Last Thursday i went to see Open City: Designing Coexistence, the main exhibition of the International Architecture Biennale Rotterdam (IABR) at the Netherlands Architecture Institute. It’s one of the most exciting and satisfying exhibition i’ve seen this year. Proper report will follow in an hopefully not too distant future. Until then here’s one of the striking images by photographer Bas Princen i discovered in the exhibition:
Bas Princen, Mokattam Ridge (Garbage city), Cairo 2009
I first thought tPrincen‘s photograph was fake. How could this be real?
Looking online for the location of the photo, Mokattam, i discovered that the image is authentic. It’s a hilly suburb of Cairo called Garbage City. The Zabbaleen, a community of mainly Coptic Christians, live there. Since the ’50s, they have been making a living by collecting, sorting and disposing of Cairo’s waste.
The Zabbaleen generally perform this service very cheaply. Waste food is fed to livestock, mainly pigs; what cannot be repaired or reused -steel, glass, textile and plastic bottles- is sorted by hand and sold as raw materials; some material is burnt as fuel. It is claimed that Zabbaleen reuse or recycle 80-90% of the waste they collect (a figure that the most modern waste management systems can only dream of), however this must be put into context of the fact that the Zabbaleen concentrate on wealthier areas.
In 2003, waste management was privatized.
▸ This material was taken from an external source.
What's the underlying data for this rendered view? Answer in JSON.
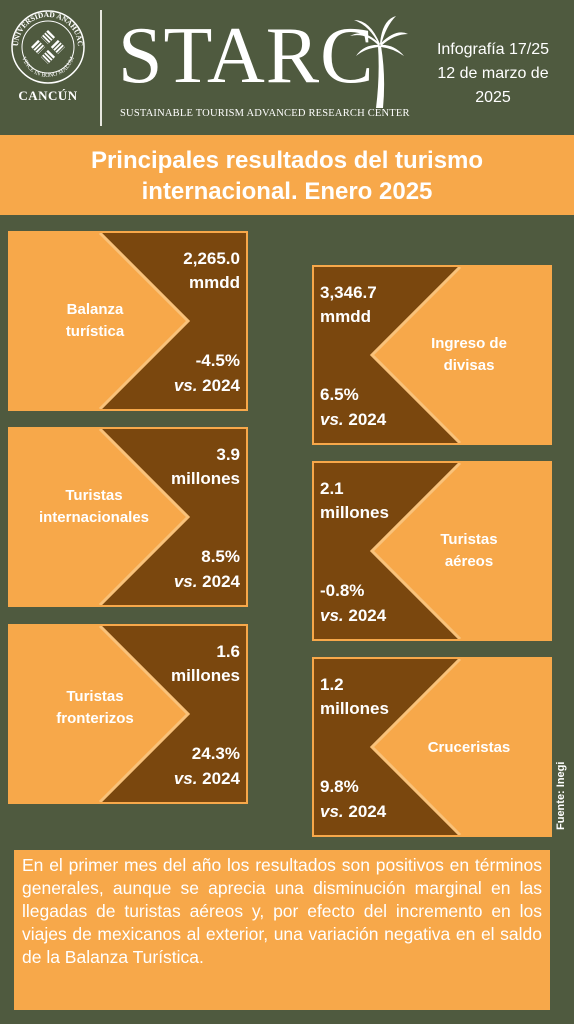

Foreign multinational companies won rights to collect garbage in Cairo, cutting the Zebbaleen out of the trash business. Ironically, due to a government financial restrictions, the firms ended up outsourcing to the Zebbaleen. But for much less than they had made before.
Earlier this year, the Egyptian government responded to the threat of swine flu with a massive program to get rid of the pigs living in Garbage City. This appears to have been a bad idea. Still, this doesn’t prevent the slum to be a popular touristic destination.